Thanks to MIT researchers, Boston now has its very own citywide building energy model
By David Malone, Associate Editor
Energy efficiency has been the flavor of the month when it comes to building projects as cities try to curtail their energy usage to more sustainable levels. The problem has been, to become more energy efficient, detailed information about how and when cities, and the buildings they are composed of, consume electricity and heating fuel. In other words, it is hard to do a comparison without having at least two things to compare.
The city of Boston, however, no longer has to worry about lacking current, detailed information on its energy usage throughout a given day or throughout the year, with an emphasis on detailed.
Researchers at the MIT Sustainable Design Lab (SDL) and the MIT Lincoln Laboratory, in collaboration with the Boston Redevelopment Authority (BRA), have a shiny new toy to use to help plan for the city’s energy future, MIT News reports.

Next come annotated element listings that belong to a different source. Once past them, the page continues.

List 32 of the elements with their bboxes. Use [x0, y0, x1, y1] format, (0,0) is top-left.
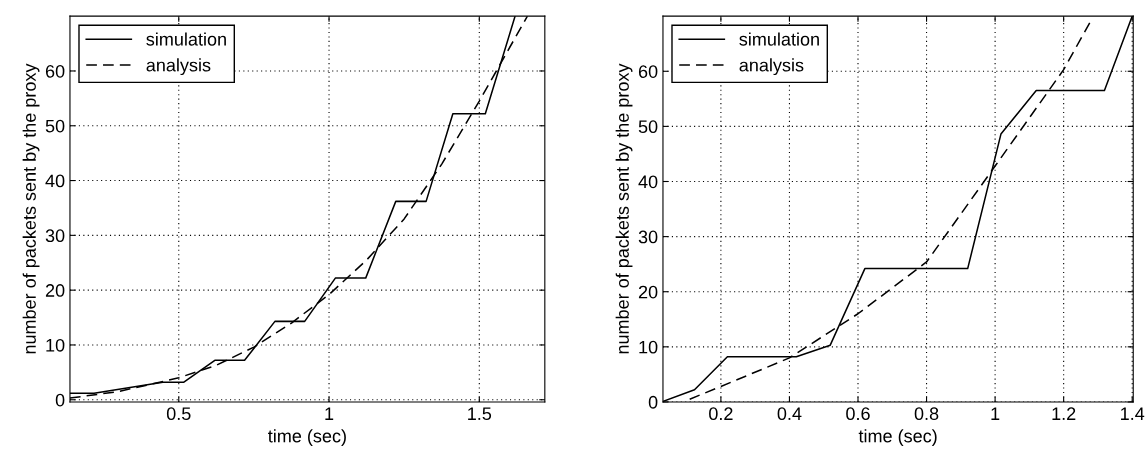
y-tick-label: 40 — [45, 174, 65, 188]
legend-label: simulation — [739, 32, 819, 46]
y-tick-label: 50 — [638, 120, 658, 134]
y-axis-title: number of packets sent by the proxy — [22, 63, 40, 354]
y-axis-title: number of packets sent by the proxy — [615, 63, 633, 354]
x-axis-title: time (sec) — [858, 429, 937, 447]
y-tick-label: 10 — [46, 338, 65, 352]
legend-label: analysis — [739, 58, 804, 76]
x-tick-label: 0.4 — [777, 407, 802, 421]
x-tick-label: 0.8 — [914, 407, 939, 421]
x-tick-label: 1 — [325, 407, 334, 420]
x-tick-label: 0.6 — [846, 407, 870, 421]
y-tick-label: 50 — [45, 119, 65, 133]
x-axis-title: time (sec) — [268, 429, 346, 447]
y-tick-label: 0 — [648, 395, 658, 409]
y-tick-label: 30 — [45, 229, 65, 243]
x-tick-label: 0.2 — [709, 407, 733, 421]
y-tick-label: 20 — [45, 284, 65, 297]
x-tick-label: 1 — [991, 407, 1000, 420]
y-tick-label: 60 — [638, 65, 658, 78]
y-tick-label: 0 — [55, 393, 65, 407]
y-tick-label: 10 — [639, 340, 658, 354]
y-tick-label: 40 — [638, 175, 658, 189]
y-tick-label: 20 — [638, 285, 658, 299]
x-tick-label: 1.2 — [1052, 407, 1076, 420]
legend-label: simulation — [146, 32, 226, 46]
x-tick-label: 1.4 — [1121, 407, 1145, 420]
legend-label: analysis — [146, 58, 211, 76]
y-tick-label: 60 — [45, 64, 65, 78]
x-tick-label: 1.5 — [468, 407, 492, 421]
y-tick-label: 30 — [638, 230, 658, 244]
x-tick-label: 0.5 — [166, 407, 191, 421]
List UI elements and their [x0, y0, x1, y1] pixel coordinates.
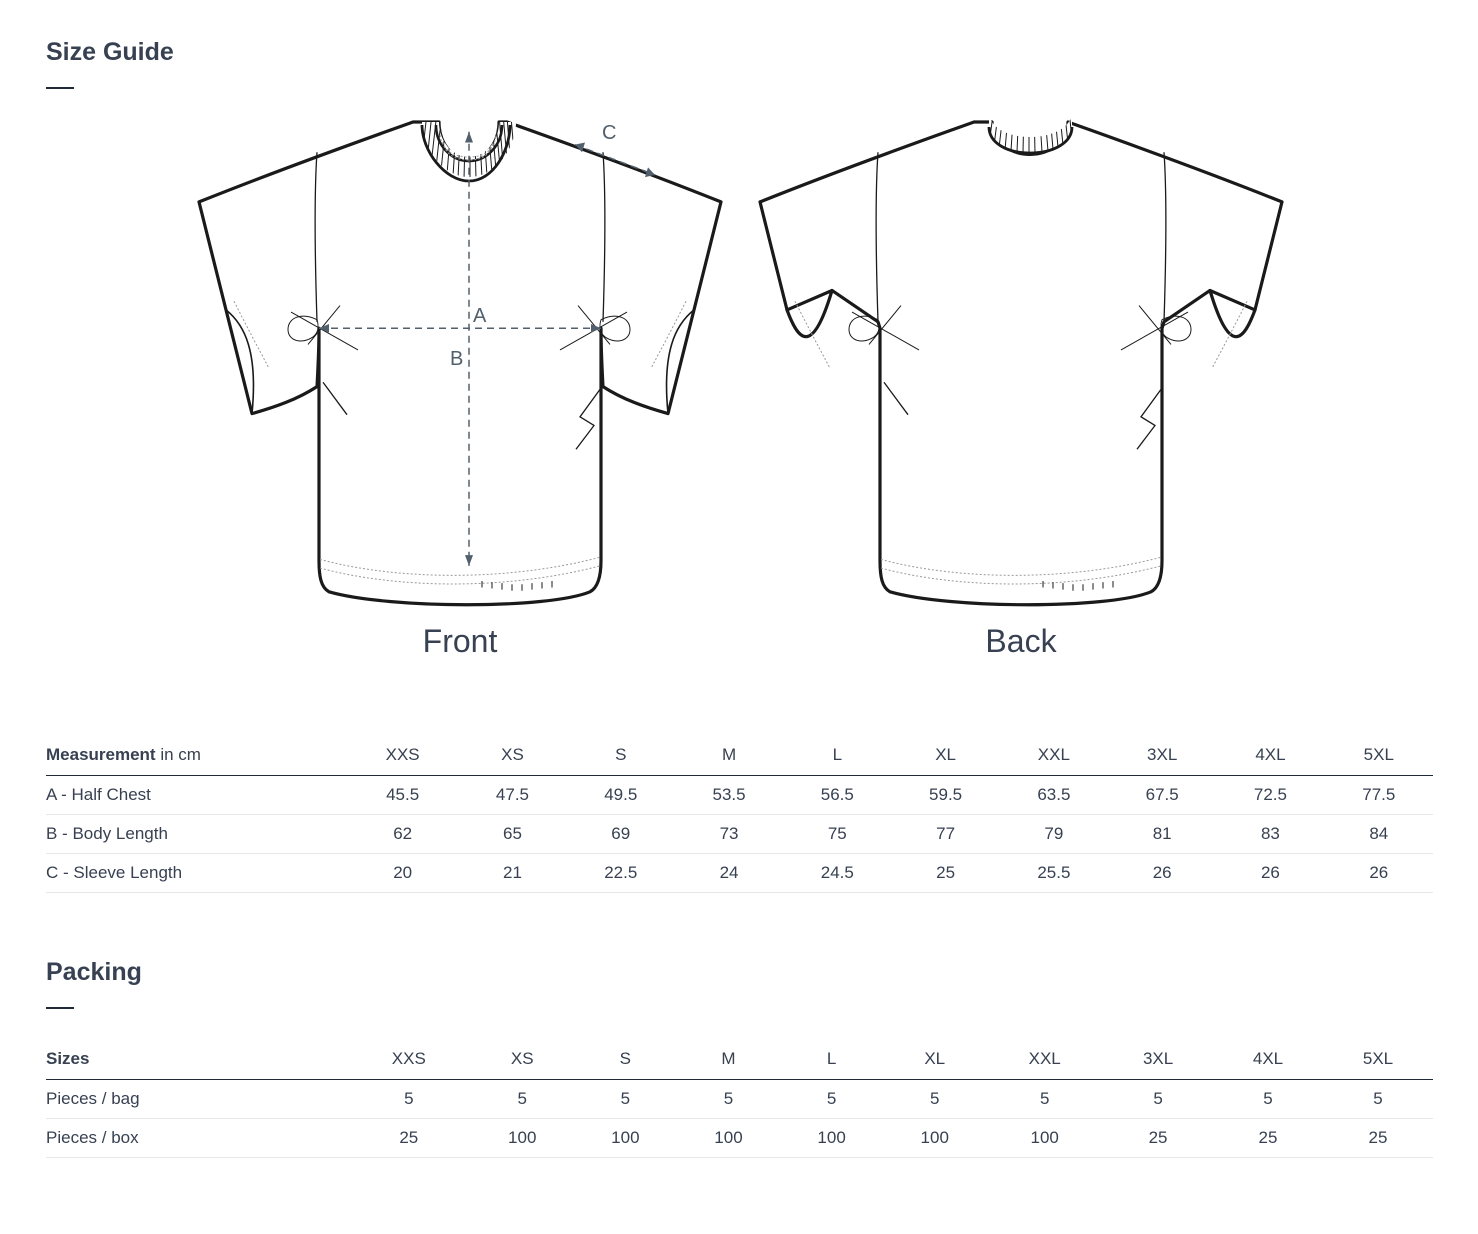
- svg-text:C: C: [602, 122, 616, 144]
- svg-text:A: A: [473, 305, 487, 327]
- svg-text:B: B: [450, 348, 463, 370]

This shiny new toy comes in the form of a “citywide urban building energy model of unprecedented scale and spatio-temporal detail.” For every single building in Boston, nearly 100,000 in total, the new energy modeling tool estimates the gas and electricity demand for every single hour of a given year. This amount of detail has never been incorporated into a model of a city the size and scope of Boston.
The model will be used in an effort to help make Boston’s energy system more efficient, resilient, and affordable.
The team of researchers behind the project sifted through all 92,000 buildings in Boston and sorted them into 48 “archetypes” and 12 usage categories. Then, each archetype was assigned characteristics relating to things like heating and cooling systems, electricity use, thermostat settings, time, occupancy, and wall and roof structure, among others, MIT News reports.
In order to make all of this information and data useable for energy planning it required creating a lot of algorithms to work with incomplete datasets. While this took a long time to complete, it has the benefit of allowing the tool to be adapted, as opposed to reinvented, by others who may be interested in doing similar analyses throughout the northeast.
The modeling tool has already helped to identify sites throughout Boston where “a combination of CHP, photovoltaic, battery storage, and ground source heat pumps could reduce greenhouse gas emissions and offer lower-cost alternatives to current centralized energy supply scenarios,” according to MIT News.
The end goal of this project is to allow for every city, worldwide, to be able to use a citywide energy model to manage its complicated web of energy supply and carbon emissions.